The API shall be available in both C++ and Python, ensuring seamless integration for applications written in either language. Python support shall be compatible with Python 3.7 and later to align with widely used Python versions.
Library Design
The API shall be intuitive, well-documented, and easy to use, supporting various client needs across different use cases.
The library design shall allow for the addition of new metadata fields in manifest files without breaking existing functionality or requiring changes to client code. Backward and forward ABI (Application Binary Interface) compatibility shall be maintained to ensure smooth upgrades and integration with existing systems.
The backend technologies used in the library should be modular and swappable, allowing for future changes or replacements of these technologies without affecting the end user’s experience. Clients should not need to modify their applications when such backend changes are made.
Architecture and Design Considerations
The library follows an onion architecture, where each layer has a distinct role, forming a clear separation of concerns:
Implementation
Developed using Test-Driven Development (TDD) to ensure robustness and maintainability
This layer forms the core logic which provides the essential functionalities that are leveraged by higher-level components
API
Serves as the public interface for the library
Designed to provide an ABI-compatible interface to support future extensions and interoperability
This layer wraps the underlying implementation objects to expose a consistent and safe public interface
Each API object essentialy acts as a proxy, forwarding calls to the corresponding implementation object that it encapsulates
Bindings
Automatically generated Python API using the SWIG library, based on the existing C++ public API
This layer enables the use of the library in other languages by generating language-specific wrappers for the C++ API
Tests
Comprises comprehensive test suites for: - The implementation layer (TDD-driven) - The API layer to ensure the public API adheres to its defined contract - The bindings layer to validate cross-language compatibility
The overall structure ensures that the core logic is decoupled from the public API, enabling flexible API design and easy integration of additional bindings. This separation also allows the testing strategy to be applied at multiple levels, ensuring high coverage and reliability.
High-Level Architecture Diagram
API
The diagram below illustrates the relationships between all objects exposed in the public user interface.

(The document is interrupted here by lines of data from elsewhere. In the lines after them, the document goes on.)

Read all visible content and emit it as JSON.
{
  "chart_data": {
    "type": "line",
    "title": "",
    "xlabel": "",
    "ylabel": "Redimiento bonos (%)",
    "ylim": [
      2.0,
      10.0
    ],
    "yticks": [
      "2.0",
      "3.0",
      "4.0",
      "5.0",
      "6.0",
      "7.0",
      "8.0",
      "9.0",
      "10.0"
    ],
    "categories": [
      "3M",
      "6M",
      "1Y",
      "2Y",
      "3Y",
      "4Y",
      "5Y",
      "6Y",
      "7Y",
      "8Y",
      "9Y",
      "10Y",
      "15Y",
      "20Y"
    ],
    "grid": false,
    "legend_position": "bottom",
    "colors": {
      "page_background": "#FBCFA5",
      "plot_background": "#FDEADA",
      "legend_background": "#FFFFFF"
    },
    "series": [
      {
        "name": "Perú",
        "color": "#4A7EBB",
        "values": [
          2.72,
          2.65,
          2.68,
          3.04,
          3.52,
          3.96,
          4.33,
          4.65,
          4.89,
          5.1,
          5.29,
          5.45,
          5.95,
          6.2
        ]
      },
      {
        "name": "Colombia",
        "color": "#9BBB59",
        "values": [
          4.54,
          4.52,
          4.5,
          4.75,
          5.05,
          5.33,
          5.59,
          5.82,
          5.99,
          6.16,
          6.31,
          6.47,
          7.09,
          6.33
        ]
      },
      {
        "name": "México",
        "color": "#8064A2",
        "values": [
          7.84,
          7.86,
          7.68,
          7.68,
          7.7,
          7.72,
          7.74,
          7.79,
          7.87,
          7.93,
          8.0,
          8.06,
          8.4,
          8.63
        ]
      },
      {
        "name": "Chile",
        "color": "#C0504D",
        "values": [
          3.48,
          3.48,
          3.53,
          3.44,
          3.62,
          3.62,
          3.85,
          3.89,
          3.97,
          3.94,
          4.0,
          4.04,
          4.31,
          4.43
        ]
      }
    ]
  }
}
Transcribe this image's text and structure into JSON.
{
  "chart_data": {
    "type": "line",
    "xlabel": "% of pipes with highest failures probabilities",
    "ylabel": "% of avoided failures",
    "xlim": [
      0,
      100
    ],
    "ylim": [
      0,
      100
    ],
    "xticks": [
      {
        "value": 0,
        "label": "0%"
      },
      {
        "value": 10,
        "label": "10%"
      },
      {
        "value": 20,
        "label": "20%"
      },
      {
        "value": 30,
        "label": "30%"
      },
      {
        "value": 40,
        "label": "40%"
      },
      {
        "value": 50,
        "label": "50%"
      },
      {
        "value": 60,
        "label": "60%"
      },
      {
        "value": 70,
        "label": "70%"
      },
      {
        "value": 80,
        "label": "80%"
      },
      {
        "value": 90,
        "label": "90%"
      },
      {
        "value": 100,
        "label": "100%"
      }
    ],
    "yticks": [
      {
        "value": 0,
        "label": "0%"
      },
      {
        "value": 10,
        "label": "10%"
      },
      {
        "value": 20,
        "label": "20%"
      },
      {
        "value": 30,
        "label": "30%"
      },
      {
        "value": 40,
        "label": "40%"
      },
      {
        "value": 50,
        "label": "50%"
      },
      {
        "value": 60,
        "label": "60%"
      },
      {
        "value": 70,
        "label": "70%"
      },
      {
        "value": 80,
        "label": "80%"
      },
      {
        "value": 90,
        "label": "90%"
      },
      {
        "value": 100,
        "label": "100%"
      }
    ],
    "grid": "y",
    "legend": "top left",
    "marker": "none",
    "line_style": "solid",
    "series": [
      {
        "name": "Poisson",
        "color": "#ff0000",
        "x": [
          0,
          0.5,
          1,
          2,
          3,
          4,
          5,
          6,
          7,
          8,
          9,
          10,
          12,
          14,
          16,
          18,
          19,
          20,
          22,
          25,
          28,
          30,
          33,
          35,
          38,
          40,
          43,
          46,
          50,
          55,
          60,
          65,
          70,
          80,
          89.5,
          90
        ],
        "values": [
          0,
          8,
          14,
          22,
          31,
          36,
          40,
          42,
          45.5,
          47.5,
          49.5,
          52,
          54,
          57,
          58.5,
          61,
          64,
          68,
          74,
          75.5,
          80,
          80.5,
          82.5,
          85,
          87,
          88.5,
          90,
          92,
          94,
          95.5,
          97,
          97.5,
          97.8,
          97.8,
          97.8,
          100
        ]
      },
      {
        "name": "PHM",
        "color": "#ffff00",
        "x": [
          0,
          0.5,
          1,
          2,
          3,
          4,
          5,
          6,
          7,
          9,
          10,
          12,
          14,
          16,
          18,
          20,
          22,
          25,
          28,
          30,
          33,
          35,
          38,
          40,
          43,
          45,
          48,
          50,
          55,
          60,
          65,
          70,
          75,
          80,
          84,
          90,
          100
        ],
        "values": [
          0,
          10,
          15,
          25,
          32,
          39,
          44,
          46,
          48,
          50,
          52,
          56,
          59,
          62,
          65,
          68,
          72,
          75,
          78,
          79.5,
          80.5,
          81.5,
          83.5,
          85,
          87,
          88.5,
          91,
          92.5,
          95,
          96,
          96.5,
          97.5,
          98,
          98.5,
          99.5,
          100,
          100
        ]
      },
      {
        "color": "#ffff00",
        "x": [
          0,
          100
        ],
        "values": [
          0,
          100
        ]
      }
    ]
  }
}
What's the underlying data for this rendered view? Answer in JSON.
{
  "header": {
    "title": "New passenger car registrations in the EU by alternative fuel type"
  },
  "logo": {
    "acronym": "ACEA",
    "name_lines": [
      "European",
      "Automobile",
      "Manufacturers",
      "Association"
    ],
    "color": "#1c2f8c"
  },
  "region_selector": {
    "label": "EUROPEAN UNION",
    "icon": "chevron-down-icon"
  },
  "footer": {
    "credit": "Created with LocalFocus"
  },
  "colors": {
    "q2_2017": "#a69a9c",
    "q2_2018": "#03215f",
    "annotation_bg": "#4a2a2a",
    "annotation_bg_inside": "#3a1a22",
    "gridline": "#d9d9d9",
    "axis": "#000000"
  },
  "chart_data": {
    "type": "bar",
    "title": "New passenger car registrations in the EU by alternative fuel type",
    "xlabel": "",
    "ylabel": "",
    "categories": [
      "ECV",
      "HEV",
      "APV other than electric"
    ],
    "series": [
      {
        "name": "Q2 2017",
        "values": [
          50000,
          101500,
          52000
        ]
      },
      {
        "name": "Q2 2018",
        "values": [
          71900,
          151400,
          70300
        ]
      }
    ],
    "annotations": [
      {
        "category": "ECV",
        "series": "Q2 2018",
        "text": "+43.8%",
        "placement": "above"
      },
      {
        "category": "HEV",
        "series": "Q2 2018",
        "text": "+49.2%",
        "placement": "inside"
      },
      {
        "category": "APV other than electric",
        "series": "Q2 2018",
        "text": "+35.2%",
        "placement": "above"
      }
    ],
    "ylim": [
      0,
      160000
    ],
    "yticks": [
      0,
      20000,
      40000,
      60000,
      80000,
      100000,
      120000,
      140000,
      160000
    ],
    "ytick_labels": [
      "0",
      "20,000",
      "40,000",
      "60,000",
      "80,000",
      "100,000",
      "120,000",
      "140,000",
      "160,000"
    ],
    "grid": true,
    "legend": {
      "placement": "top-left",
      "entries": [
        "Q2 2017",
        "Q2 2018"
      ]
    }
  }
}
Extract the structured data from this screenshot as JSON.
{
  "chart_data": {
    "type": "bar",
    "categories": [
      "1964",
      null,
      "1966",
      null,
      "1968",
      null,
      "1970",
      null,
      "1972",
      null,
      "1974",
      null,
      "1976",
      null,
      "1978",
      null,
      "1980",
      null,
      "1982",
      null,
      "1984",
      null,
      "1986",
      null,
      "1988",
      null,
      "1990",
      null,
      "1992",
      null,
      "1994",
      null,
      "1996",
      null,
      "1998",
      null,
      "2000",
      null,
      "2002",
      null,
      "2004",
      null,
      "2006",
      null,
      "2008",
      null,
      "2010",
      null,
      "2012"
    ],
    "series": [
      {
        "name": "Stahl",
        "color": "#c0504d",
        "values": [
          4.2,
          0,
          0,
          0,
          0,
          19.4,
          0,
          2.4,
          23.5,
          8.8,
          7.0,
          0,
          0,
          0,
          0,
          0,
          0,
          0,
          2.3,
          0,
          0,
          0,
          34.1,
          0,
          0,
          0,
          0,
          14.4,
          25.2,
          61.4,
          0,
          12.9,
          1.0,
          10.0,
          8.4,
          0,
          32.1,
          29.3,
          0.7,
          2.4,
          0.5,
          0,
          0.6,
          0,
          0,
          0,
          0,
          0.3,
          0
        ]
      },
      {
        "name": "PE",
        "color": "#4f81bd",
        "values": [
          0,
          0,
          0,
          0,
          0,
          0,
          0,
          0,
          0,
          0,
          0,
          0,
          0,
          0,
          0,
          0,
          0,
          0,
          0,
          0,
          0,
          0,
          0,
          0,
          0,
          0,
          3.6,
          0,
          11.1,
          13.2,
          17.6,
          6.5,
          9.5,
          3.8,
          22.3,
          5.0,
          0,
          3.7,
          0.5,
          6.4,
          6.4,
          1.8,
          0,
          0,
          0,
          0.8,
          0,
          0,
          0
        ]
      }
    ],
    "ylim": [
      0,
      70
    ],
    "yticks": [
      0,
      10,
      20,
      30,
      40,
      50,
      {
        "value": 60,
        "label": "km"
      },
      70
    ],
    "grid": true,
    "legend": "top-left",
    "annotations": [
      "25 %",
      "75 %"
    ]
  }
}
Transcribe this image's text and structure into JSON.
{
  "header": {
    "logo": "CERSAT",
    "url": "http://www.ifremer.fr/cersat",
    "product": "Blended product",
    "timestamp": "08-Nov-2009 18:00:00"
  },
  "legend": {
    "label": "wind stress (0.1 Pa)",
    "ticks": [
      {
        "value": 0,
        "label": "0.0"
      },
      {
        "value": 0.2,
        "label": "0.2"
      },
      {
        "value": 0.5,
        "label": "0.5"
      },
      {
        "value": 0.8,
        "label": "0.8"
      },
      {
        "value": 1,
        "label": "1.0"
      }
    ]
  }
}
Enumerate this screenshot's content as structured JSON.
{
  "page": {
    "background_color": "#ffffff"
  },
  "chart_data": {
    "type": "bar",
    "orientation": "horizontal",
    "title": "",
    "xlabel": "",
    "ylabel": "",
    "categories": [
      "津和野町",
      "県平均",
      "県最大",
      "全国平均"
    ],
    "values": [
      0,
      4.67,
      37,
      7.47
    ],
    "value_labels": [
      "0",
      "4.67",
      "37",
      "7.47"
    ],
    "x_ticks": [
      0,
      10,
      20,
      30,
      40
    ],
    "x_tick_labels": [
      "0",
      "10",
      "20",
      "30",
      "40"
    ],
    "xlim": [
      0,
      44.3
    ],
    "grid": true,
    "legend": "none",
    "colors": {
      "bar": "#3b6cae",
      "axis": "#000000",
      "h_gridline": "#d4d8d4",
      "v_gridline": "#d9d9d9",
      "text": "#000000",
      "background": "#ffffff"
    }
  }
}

At the top, two operational classes, Parser and Serializer, are used to handle the Manifest object and its subcomponents.
Below them are the various objects that make up the manifest, corresponding to their structure in the file.
Implementation
The diagram below details a specific implementation of the Version object, along with all the classes required for its use in the operational classes mentioned above. Other manifest objects follow the same pattern.
The purpose of each class should be self-explanatory and is outlined as follows:
Factory: Creates an empty instance of a specific manifest object.
Parser: Handles parsing the object from a data node.
Serializer: Manages serializing the object into a data node.
YamlNode: Provides the backend interface for processing YAML data nodes.
Data Flow
The data flow in this library is managed through a series of interconnected classes, each adhering to the Single Responsibility Principle (SRP).
The attached diagram illustrates the parsing of the manifest file and the overall flow of data through the library, highlighting the modular structure resulting from TDD practices.
Dependencies
Here is the list of dependencies used in the project:
- yaml-cpp
YAML document parser and serializer.
- SWIG
Generator of high-level programming language APIs.
(Only needed when building with Python bindings.)
- GoogleTest
Google’s C++ testing framework.
(Only needed when building with tests.)